Chris Dietsch and Bruce Malley
December 10, 2010
Our goal was to provide a way to have an AI based approach to building a fantasy basketball roster of varying number of players and against various numbers of opponents. The algorithm used is a minimax search where min agents are the other teams being selected by the computer against your (automatically or manually) chosen team. The selection is based on position (basketball positions are shooting guards, point guards, power forwards, shooting forwards and centers) and rating. The ratings were collected online and then parsed into CSV (comma separated value) form. From there they were separated into files by position and ordered by overall rank. These CSV files were then put into JSON for use in the front end and, more importantly, in the minimax algorithm.
- Minimax is used to compete against other 'teams' in your fantasy league so as to attempt to help you choose the best team amidst smart opponents. We assume intelligent 'agents' (other people that would be in your league picking against you) and that is the basis for the use of minimax here. We want to anticipate what a chooser would pick if his choices available at any given round and so we can try to avoid certain cases we do not want and would not anticipate on our own, especially in larger leagues.
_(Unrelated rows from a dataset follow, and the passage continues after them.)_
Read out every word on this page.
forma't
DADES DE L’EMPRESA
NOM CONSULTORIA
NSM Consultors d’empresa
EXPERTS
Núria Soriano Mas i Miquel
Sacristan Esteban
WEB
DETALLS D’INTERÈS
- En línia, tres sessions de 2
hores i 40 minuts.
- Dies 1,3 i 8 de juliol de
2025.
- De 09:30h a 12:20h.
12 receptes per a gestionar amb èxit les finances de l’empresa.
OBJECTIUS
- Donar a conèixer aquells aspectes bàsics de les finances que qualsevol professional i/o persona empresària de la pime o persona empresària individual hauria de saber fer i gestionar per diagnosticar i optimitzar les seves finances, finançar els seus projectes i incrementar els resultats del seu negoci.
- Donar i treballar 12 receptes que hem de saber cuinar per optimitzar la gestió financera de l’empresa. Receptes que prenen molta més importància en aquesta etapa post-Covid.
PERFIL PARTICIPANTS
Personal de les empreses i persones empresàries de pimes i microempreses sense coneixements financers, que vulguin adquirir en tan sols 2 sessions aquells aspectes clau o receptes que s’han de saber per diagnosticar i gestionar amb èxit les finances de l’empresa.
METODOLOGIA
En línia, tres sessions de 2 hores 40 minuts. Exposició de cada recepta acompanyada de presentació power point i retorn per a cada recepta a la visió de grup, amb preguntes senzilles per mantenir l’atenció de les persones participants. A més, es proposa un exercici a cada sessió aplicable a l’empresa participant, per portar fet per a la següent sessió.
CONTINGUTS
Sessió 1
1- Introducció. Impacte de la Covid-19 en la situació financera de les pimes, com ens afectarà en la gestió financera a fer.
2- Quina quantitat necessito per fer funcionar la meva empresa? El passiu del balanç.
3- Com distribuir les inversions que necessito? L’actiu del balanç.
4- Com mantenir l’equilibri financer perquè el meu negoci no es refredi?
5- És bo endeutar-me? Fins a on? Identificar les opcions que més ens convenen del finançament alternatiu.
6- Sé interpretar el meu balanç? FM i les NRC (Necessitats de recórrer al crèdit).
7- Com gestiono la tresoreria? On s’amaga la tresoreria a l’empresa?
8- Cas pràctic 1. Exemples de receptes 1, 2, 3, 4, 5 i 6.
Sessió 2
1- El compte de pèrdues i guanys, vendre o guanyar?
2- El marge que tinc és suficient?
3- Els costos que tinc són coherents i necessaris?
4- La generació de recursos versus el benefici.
Technology Used Block Diagram
Evaluation of Results
Our project set out to give users a way to have some intelligence and planning behind a fantasy basketball draft. The resulting end product does that, and more. The project does some expectations of opponents picks of players beyond the trivial first few choices in a draft. It helps to explore the space of all possible choices and helps you anticipate an opponent picking a player that you would never have assumed he would have picked in that scenario. Our project is easily extensible as well, lending itself to more serious use in the future if wanted. Things like player salaries and more stats were on the cutting board for the deadline, but could easily be added into the backend and used to enhance the experience.
Our project's goal was to provide an interface for a user to get expected, reasonable picks of fantasy players based on either user input or auto picks. The algorithm depends on the number of lines on a basketball team chosen, and also the number of opponents in the league. These variables are most important to a user who is trying to plan their picks ahead of time and anticipating what an opponent will pick in given circumstances.